Stocks fell on Monday as worries about rising rates and tighter monetary policy fueled a rout that began in the previous session.

The Dow Jones Industrial Average slipped 300 points, or about 1%. The S&P 500 and the Nasdaq Composite fell 0.95% and 1.2% respectively.

Technology and financials were the worst performing sectors in the S&P 500. Dow Inc and 3M led all 30 Dow Industrials stocks lower.

Wall Street suffered a sharp sell-off on Friday, when brief and blunt remarks by Federal Reserve Chairman Jerome Powell in Jackson Hole, Wyoming, appeared to dash hopes that the central bank would reverse its aggressive course of rate hikes in the coming months.

The Dow Jones fell 1,008 points, or just over 3%, for its worst day since May.
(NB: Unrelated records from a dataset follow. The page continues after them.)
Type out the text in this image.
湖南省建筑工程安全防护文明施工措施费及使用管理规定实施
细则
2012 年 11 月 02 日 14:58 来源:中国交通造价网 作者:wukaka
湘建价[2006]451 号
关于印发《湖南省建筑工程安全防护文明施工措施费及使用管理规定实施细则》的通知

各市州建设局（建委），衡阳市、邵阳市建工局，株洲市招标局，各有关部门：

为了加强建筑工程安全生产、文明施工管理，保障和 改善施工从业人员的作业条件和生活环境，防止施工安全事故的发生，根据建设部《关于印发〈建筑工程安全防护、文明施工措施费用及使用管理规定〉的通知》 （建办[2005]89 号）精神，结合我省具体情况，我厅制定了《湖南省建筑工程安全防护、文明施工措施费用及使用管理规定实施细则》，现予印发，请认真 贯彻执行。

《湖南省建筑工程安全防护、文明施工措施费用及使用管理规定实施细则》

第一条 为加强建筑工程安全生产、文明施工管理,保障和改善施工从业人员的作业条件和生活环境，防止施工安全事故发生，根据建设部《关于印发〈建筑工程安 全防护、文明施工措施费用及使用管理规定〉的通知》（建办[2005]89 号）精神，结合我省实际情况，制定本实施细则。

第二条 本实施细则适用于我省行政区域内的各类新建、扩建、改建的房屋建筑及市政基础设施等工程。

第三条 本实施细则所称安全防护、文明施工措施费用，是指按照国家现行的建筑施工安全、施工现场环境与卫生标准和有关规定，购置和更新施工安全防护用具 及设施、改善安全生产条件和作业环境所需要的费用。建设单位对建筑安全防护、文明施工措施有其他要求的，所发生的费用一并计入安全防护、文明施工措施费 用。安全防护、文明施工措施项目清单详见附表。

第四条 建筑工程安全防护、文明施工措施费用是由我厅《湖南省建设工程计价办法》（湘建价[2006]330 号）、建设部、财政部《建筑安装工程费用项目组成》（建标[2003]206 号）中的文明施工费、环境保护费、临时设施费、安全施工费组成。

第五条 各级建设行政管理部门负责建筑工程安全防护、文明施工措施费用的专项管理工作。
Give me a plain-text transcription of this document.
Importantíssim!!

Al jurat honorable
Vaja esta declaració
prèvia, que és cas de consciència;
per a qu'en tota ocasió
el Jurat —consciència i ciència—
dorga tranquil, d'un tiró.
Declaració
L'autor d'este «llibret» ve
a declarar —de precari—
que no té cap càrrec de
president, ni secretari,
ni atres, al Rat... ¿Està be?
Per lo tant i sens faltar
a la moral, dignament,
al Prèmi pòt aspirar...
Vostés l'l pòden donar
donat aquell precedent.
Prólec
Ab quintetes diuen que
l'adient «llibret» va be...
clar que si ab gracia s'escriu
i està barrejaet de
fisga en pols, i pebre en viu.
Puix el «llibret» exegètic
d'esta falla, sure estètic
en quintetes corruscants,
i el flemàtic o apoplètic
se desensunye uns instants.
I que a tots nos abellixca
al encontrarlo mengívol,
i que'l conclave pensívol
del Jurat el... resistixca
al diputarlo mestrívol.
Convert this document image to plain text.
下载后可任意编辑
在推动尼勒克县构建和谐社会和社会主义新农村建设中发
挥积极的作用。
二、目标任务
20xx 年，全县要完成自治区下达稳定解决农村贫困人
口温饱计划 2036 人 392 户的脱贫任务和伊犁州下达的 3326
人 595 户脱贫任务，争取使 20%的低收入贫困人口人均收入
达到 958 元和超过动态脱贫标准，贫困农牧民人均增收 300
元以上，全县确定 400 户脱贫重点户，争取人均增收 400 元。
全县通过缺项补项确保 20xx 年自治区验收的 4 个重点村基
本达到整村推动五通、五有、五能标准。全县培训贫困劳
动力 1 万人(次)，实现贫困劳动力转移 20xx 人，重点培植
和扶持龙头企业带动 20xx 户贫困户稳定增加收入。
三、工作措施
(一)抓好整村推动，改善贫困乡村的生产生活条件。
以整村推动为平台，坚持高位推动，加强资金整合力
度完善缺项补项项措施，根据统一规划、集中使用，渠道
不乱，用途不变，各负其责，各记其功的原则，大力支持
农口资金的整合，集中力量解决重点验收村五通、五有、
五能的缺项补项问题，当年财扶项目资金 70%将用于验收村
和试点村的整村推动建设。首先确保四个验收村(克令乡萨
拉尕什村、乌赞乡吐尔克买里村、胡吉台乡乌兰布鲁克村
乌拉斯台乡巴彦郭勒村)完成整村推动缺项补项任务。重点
The S&P 500 and Nasdaq Composite fell 3.4% and 3.9%, respectively, for their worst days since June. The decline erased August’s gains for all three averages.

“For the short term at least, pain will be the name of the game. While a test of the June 16 low may be underway, we don’t expect a low for the S&P 500,” Sam said. Stovall, Chief Investment Officer. strategist at CFRA Research. He noted, however, that “in the month through August 25, US equities held up better than investors would have expected, especially after such a strong performance in July and continued uncertainties on multiple fronts.”

Meanwhile, in Europe over the weekend, European Central Bank board member Isabel Schnabel warned that central banks must continue to fight inflation, even if it tipped economies into recession.

The week ahead will bring more speeches from the Fed, including Vice Chairman Lael Brainard on Tuesday, ahead of the August nonfarm payrolls report on Friday.